Defendant was stopped because he was standing around a pick-up truck in a parking lot of a cafe which was open for business. He was not suspected of any criminal activity. The officers had no knowledge of any prior crimes committed by defendant. There was no indication of any criminal act at the time by defendant. Accordingly, the state failed to establish reasonable grounds for an investigatory stop, and the evidence seized pursuant thereto must be suppressed. The trial court is hereby ordered to grant the motion to suppress.
REVERSED.
. Apparently defendant’s I.D. check took longer than that of his companions because he was from out of town.
. There is no majority opinion in Royer. Nonetheless, Justice Blackmun, dissenting, expressly endorsed the plurality’s Fourth Amendment seizure standard, see 103 S.Ct. at 1332, thus giving it majority approval.

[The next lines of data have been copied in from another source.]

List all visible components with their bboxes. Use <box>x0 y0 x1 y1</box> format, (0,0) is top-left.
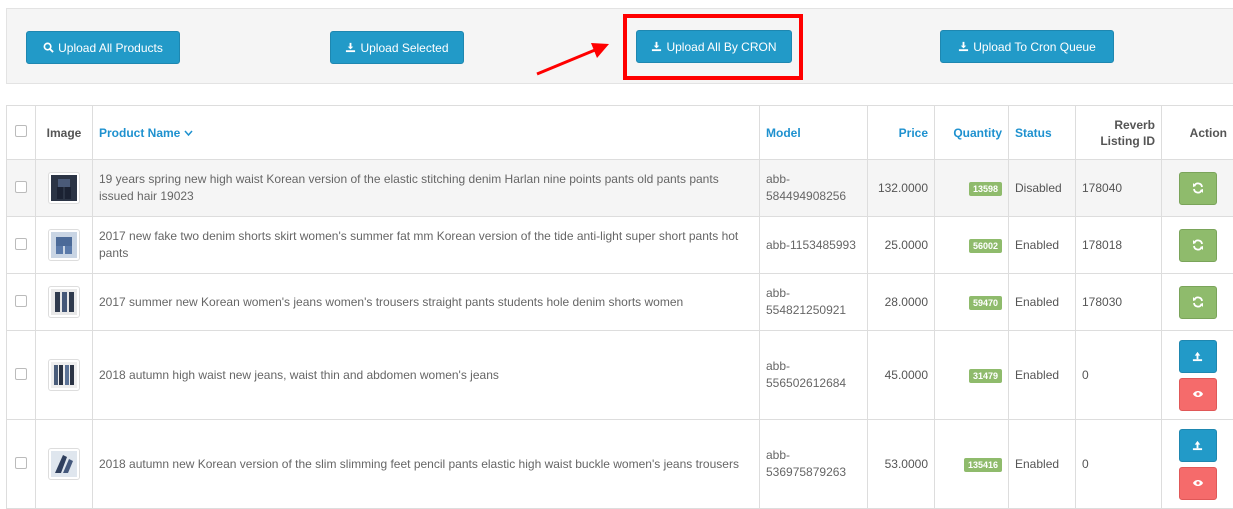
products-table: Image Product Name Model Price Quantity … <box>6 105 1233 509</box>
product-name: 2018 autumn high waist new jeans, waist … <box>93 331 760 420</box>
product-price: 132.0000 <box>868 160 935 217</box>
header-action: Action <box>1162 106 1233 160</box>
upload-button[interactable] <box>1179 429 1217 462</box>
chevron-down-icon <box>184 130 193 137</box>
product-name: 2017 summer new Korean women's jeans wom… <box>93 274 760 331</box>
product-name: 19 years spring new high waist Korean ve… <box>93 160 760 217</box>
upload-selected-button[interactable]: Upload Selected <box>330 31 464 64</box>
annotation-arrow-icon <box>533 38 613 78</box>
product-image-icon <box>51 451 77 477</box>
product-image-icon <box>51 362 77 388</box>
product-name: 2018 autumn new Korean version of the sl… <box>93 420 760 509</box>
product-status: Enabled <box>1009 274 1076 331</box>
product-thumbnail <box>48 286 80 318</box>
quantity-badge: 59470 <box>969 296 1002 310</box>
upload-selected-label: Upload Selected <box>360 41 448 55</box>
product-status: Enabled <box>1009 217 1076 274</box>
table-row: 2018 autumn new Korean version of the sl… <box>7 420 1233 509</box>
product-image-icon <box>51 175 77 201</box>
table-row: 2018 autumn high waist new jeans, waist … <box>7 331 1233 420</box>
listing-id: 178030 <box>1076 274 1162 331</box>
product-status: Enabled <box>1009 420 1076 509</box>
product-status: Disabled <box>1009 160 1076 217</box>
product-thumbnail <box>48 448 80 480</box>
row-checkbox[interactable] <box>15 457 27 469</box>
highlight-box <box>623 14 803 80</box>
sync-button[interactable] <box>1179 229 1217 262</box>
download-icon <box>958 41 969 52</box>
header-status[interactable]: Status <box>1009 106 1076 160</box>
upload-button[interactable] <box>1179 340 1217 373</box>
product-price: 28.0000 <box>868 274 935 331</box>
header-product-name-label: Product Name <box>99 126 180 140</box>
upload-all-products-label: Upload All Products <box>58 41 163 55</box>
quantity-badge: 135416 <box>964 458 1002 472</box>
refresh-icon <box>1192 296 1204 308</box>
listing-id: 0 <box>1076 331 1162 420</box>
header-price[interactable]: Price <box>868 106 935 160</box>
sync-button[interactable] <box>1179 172 1217 205</box>
header-quantity[interactable]: Quantity <box>935 106 1009 160</box>
table-row: 19 years spring new high waist Korean ve… <box>7 160 1233 217</box>
refresh-icon <box>1192 182 1204 194</box>
listing-id: 178018 <box>1076 217 1162 274</box>
download-icon <box>345 42 356 53</box>
select-all-checkbox[interactable] <box>15 125 27 137</box>
product-thumbnail <box>48 172 80 204</box>
eye-icon <box>1192 478 1204 488</box>
product-price: 53.0000 <box>868 420 935 509</box>
upload-to-cron-queue-button[interactable]: Upload To Cron Queue <box>940 30 1114 63</box>
product-name: 2017 new fake two denim shorts skirt wom… <box>93 217 760 274</box>
table-row: 2017 new fake two denim shorts skirt wom… <box>7 217 1233 274</box>
sync-button[interactable] <box>1179 286 1217 319</box>
quantity-badge: 13598 <box>969 182 1002 196</box>
upload-to-cron-queue-label: Upload To Cron Queue <box>973 40 1096 54</box>
header-listing-id: Reverb Listing ID <box>1076 106 1162 160</box>
product-price: 45.0000 <box>868 331 935 420</box>
listing-id: 178040 <box>1076 160 1162 217</box>
header-model[interactable]: Model <box>760 106 868 160</box>
product-model: abb-556502612684 <box>760 331 868 420</box>
quantity-badge: 31479 <box>969 369 1002 383</box>
refresh-icon <box>1192 239 1204 251</box>
row-checkbox[interactable] <box>15 238 27 250</box>
header-listing-id-label: Reverb Listing ID <box>1099 117 1155 149</box>
view-button[interactable] <box>1179 378 1217 411</box>
view-button[interactable] <box>1179 467 1217 500</box>
listing-id: 0 <box>1076 420 1162 509</box>
product-model: abb-1153485993 <box>760 217 868 274</box>
product-image-icon <box>51 289 77 315</box>
eye-icon <box>1192 389 1204 399</box>
product-model: abb-536975879263 <box>760 420 868 509</box>
header-image: Image <box>36 106 93 160</box>
product-model: abb-554821250921 <box>760 274 868 331</box>
upload-icon <box>1192 440 1203 451</box>
product-model: abb-584494908256 <box>760 160 868 217</box>
product-status: Enabled <box>1009 331 1076 420</box>
row-checkbox[interactable] <box>15 368 27 380</box>
row-checkbox[interactable] <box>15 181 27 193</box>
quantity-badge: 56002 <box>969 239 1002 253</box>
header-product-name[interactable]: Product Name <box>93 106 760 160</box>
product-price: 25.0000 <box>868 217 935 274</box>
row-checkbox[interactable] <box>15 295 27 307</box>
product-thumbnail <box>48 229 80 261</box>
product-image-icon <box>51 232 77 258</box>
upload-all-products-button[interactable]: Upload All Products <box>26 31 180 64</box>
upload-icon <box>1192 351 1203 362</box>
table-row: 2017 summer new Korean women's jeans wom… <box>7 274 1233 331</box>
search-icon <box>43 42 54 53</box>
product-thumbnail <box>48 359 80 391</box>
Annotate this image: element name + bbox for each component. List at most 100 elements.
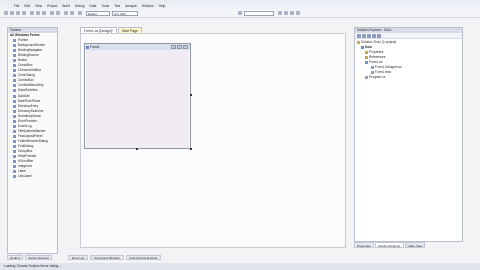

. In Brown v. Texas, 443 U.S. 47, 99 S.Ct. 2637, 61 L.Ed.2d 357 (1979), the Court held unconstitutional a Texas statute which made it a crime to refuse to give one’s name and address to an officer who had lawfully stopped him. Uniformed officers stopped a man walking in an alley and asked him to identify himself. When he refused and angrily said they had no right to stop him, they frisked him and arrested him. Although it was not necessary for the Court to pinpoint the exact time of seizure, since the defendant refused to show his I.D. throughout the encounter, the Court said that "when the officers detained appellant for the purpose of requiring him to identify himself, they performed a seizure of his person subject to the requirements of the Fourth Amendment.” Id. at 52, 99 S.Ct. at 2641. In United States v. Mendenhall, 446 U.S. 544, 556, 100 S.Ct. 1870, 1878, 64 L.Ed.2d 497 (1980), however, two members of the Court said of Brown that there was no seizure until the frisk.